Finora il governicchio Napolitano-Ligresti è stato condizionato totalmente da Berlusconi. Come agnello destinato al macello il centrosinistra guidato da un intruglio democristian-togliattiano ha subìto programmi, incapacità e persino “usi e costumi” del peggior berlusconismo. Ora Renzi, se non vuol essere un fuoco d'artificio subito spento, deve dimostrare d'essere capace di agire politicamente e non buttare immediatamente la palla fuori campo con elezioni “volute da lui” per smania di potere personale. Deve al contrario mostrare le sue capacità politiche, se ce l'ha, e imporre alcuni punti significativi di un'agenda di “vero” centro sinistra. Quindi, immediata riforma elettorale con sistema maggioritario di collegio che preveda alcune garanzie per la rappresentanza delle minoranze e non preveda la pericolosa deriva cesarista. Seri provvedimenti anticasta e contro la corruzione. Una politica economica che almeno faccia i primi passi a favore della produzione e del lavoro, e contro certi intollerabili privilegi. Se ne avrà voglia e ci riuscirà, sarà lui il prossimo padrone di casa a Palazzo Chigi. Se invece gli inciucisti metteranno i bastoni tra le ruote, vorrà dire che per l'ennesima volta si suicideranno, perché nel prossimo Parlamento saranno davvero irrilevanti. Se il manipolo dei “diversamente berlusconiani”, decisivi sì ma pur sempre senza prospettive alternative, non si adeguerà a un ruolo marginale proporzionato alle proprie forze, allora saranno sì le elezioni, ma provocate da questi transfughi ridotti alla disperazione.

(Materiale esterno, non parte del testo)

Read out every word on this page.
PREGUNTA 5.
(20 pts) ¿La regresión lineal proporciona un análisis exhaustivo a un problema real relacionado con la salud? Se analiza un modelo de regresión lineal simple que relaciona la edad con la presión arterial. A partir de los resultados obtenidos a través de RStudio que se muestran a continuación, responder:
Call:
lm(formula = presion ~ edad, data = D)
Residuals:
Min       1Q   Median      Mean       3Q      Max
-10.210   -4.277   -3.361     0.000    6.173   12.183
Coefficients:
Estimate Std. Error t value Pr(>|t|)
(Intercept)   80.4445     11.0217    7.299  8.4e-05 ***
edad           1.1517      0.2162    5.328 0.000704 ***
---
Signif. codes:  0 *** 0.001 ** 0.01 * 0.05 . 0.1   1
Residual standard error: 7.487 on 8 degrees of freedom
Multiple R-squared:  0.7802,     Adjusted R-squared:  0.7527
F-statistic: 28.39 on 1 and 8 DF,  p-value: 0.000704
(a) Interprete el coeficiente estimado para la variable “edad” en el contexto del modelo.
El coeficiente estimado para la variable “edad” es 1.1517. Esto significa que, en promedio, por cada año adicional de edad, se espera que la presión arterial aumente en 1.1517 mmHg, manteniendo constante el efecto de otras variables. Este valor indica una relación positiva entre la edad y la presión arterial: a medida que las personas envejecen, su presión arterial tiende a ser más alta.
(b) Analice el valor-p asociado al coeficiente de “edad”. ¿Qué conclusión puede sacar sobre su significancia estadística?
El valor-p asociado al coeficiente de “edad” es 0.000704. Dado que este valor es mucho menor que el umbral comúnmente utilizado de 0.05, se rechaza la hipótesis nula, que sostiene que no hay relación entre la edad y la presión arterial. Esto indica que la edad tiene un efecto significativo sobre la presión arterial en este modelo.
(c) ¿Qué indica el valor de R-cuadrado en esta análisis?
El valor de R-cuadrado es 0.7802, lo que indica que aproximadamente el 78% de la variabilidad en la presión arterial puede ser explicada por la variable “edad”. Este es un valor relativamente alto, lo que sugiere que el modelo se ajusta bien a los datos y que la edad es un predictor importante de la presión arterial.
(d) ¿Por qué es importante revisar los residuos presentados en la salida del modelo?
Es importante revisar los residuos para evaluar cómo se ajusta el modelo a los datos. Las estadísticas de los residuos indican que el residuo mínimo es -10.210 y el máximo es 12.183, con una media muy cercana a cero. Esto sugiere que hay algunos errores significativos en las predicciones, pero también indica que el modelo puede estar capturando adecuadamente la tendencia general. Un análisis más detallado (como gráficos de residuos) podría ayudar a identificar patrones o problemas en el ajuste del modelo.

Quindi come sempre il destino del paese sta nelle mani del Pd. Ad aprile il Pd.togliattiano continuò coerentemente a tradire i suoi elettori, ora il Pd- renziano ha l'ultima chance di assecondarli. Anche solo se guardasse ai propri egoistici interessi politici personali, Matteo Renzi dovrebbe giocare le sue carte con fermezza e sollecitudine. Altrimenti sarà ricordato come l'ultimo segretario di un esperimento fallito, quello della somma di due gruppi di politicanti professionisti (parliamo dei cattocomunisti) lontana anni luce da una politica moderna liberale.
In alcuni passaggi del discorso del neo eletto forse, se si è ottimisti (e oggi noi siamo meno pessimisti), si possono rintracciare alcuni spunti molto distanti dalla strategia dello stesso Renzi dei mesi passati. Ci riferiamo alla tragicomica convinzione che bisognasse inseguire l'elettorato di Centro per far guadagnare allo schieramento di centro sinistra la vittoria sul suo competitore storico. È stato un errore fatale compiuto dagli inciucisti e anche da Renzi, e anche da Bersani, che prescindeva da un dato di fatto. Durissimo, come tutti quelli prodotti dai numeri. In Italia il Centro non esiste, non è luogo apprezzabile di competizione elettorale. Nelle ultime elezioni la lista, quella di Monti, che aveva con sé un patrimonio di sostenitori senza uguali (il mondo imprenditoriale, l'associazionismo cattolico, l'”Osservatore Romano”, una fortissima reputazione internazionale, la stampa che conta, i poteri forti, gli altri partiti di centro, bene o male un governo) ha raccolto poco più di un pugno di mosche. I dati parlano chiaro: il Pd, per contendere qualche mosca, ha abbandonato all'astensione e alla protesta grillina milioni di voti, ripeto: milioni di voti. Alcuni cenni di Renzi fanno sperare che il centrosinistra miri almeno a riprendersi gli elettori perduti. Questi basterebbero per assicurargli una vittoria travolgente su una destra squalificata e allo sbando.
Qualche volta accade che un leader, dopo aver fatto il pieno dei consensi in una certa area politica, operi un'apertura verso sponde differenti. Renzi inaspettatamente ha smesso di corteggiare il centrodestra e si è rivolto efficacemente verso quell'area che il Pd ha abbandonato in questi anni. Ma sarà difficile, al punto in cui siamo arrivati, riconquistarla con belle parole vuote e promettenti. Per conservare il parallelismo proposto, come per Francesco la leadership di Renzi può essere assicurata solo con i fatti. Alle parole ormai non crede più nessuno.